Semel Institute for Neuroscience and Human Behavior at UCLA

Founder, DepressionConsultant.com


In a multi-site study we have been undertaking, we have seen clinicians using the algorithm of the Clinaptica Depression Consultant app obtain remission rates as high as 59% or better -- about twice what placebos usually get. (Can Clinicians Improve Antidepressant Remission Rates with Better Algorithms? Metzner RJ and Ho AL, 2009)

The disparity may reflect a fundamental difference in the mindset of researchers and clinicians. When researchers perform clinical trials on antidepressants, they typically treat all depressed patients the same way. Matched heterogeneous populations of patients who meet the criteria for major depressive disorder are randomly and blindly assigned to receive either a single antidepressant or a placebo. At the end of the study, the amount of improvement is compared between the two groups. In recent years the antidepressants show clear superiority to placebos only among severely depressed patients.

In contrast, the mindset of the clinician is that no two patients are the same. Clinicians are trained to expect differences. They vary their treatments on the basis of those differences. They know, for example, that different antidepressants have varying degrees of ability to sooth or energize, and prescribe them to different people to take advantage of those effects when needed. That is why the Clinaptica Depression Consultant app works as well as it does.

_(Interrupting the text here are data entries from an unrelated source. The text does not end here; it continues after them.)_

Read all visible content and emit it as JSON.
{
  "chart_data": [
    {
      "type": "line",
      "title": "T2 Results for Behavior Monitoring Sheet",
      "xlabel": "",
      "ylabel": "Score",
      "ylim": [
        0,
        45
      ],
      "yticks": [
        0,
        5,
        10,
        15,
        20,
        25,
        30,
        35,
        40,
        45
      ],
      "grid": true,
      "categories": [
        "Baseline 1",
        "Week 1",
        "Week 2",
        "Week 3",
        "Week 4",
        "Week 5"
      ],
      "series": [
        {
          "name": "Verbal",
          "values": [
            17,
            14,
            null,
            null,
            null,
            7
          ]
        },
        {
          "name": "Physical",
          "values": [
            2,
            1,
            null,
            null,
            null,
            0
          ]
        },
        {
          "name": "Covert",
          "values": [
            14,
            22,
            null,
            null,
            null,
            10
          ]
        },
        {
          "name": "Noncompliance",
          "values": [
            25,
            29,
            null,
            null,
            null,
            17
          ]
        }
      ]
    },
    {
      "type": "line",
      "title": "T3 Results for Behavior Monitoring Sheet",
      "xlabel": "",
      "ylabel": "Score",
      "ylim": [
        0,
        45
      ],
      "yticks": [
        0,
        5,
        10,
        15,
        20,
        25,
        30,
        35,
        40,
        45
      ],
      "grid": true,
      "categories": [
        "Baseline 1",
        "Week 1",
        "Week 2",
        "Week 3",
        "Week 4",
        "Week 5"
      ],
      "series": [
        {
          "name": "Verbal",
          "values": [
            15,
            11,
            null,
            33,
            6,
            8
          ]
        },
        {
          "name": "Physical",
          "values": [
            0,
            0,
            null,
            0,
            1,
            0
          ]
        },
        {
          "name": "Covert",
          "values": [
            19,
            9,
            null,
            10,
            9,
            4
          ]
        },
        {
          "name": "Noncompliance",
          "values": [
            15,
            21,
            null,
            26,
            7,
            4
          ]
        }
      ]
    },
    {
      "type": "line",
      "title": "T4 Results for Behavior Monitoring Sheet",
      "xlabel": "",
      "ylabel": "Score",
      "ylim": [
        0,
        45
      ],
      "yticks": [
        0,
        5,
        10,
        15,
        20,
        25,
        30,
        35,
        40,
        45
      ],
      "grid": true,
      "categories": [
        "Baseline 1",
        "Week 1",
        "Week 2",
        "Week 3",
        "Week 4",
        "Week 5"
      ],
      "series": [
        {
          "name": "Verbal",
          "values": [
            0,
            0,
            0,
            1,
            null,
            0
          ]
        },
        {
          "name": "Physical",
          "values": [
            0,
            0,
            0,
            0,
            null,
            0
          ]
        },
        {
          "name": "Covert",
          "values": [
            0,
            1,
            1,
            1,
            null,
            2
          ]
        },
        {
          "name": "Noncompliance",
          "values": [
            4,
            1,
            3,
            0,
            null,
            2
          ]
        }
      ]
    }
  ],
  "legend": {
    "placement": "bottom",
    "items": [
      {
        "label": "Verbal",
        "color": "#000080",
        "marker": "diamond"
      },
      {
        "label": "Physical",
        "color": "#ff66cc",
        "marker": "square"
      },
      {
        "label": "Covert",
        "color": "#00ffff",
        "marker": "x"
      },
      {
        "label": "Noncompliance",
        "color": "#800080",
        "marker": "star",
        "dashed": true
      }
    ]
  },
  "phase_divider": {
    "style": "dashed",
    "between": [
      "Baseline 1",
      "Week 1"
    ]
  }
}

So what exactly goes wrong in the research? If you combine the one-size-fits-all study designs imposed by the FDA, the pharmaceutical company strategy of marketing each antidepressant to every possible customer, and the cooperation of researchers who, until recently, were willing to let the drug industry decide what to do with their data, you have a perfect storm for minimizing important differences between antidepressants. We’re talking about differences as critical as whether patients are anxious, angry and agitated versus lethargic, unmotivated and sleeping all the time. Not evaluating those subgroups separately is analogous to testing antibiotics without considering the type of infection.

As long as the evidence for antidepressant effectiveness depends on that kind of mindset, researchers will continue to confuse medications dispensed blindly with ineffective treatment. The damage done will be minimized, however, if people understand that experienced clinicians who pay careful attention to the differences between patients can prescribe individualized antidepressant treatments that work substantially better than sugar pills. The Clinaptica Depression Consultant app is designed to make that experience more widely available.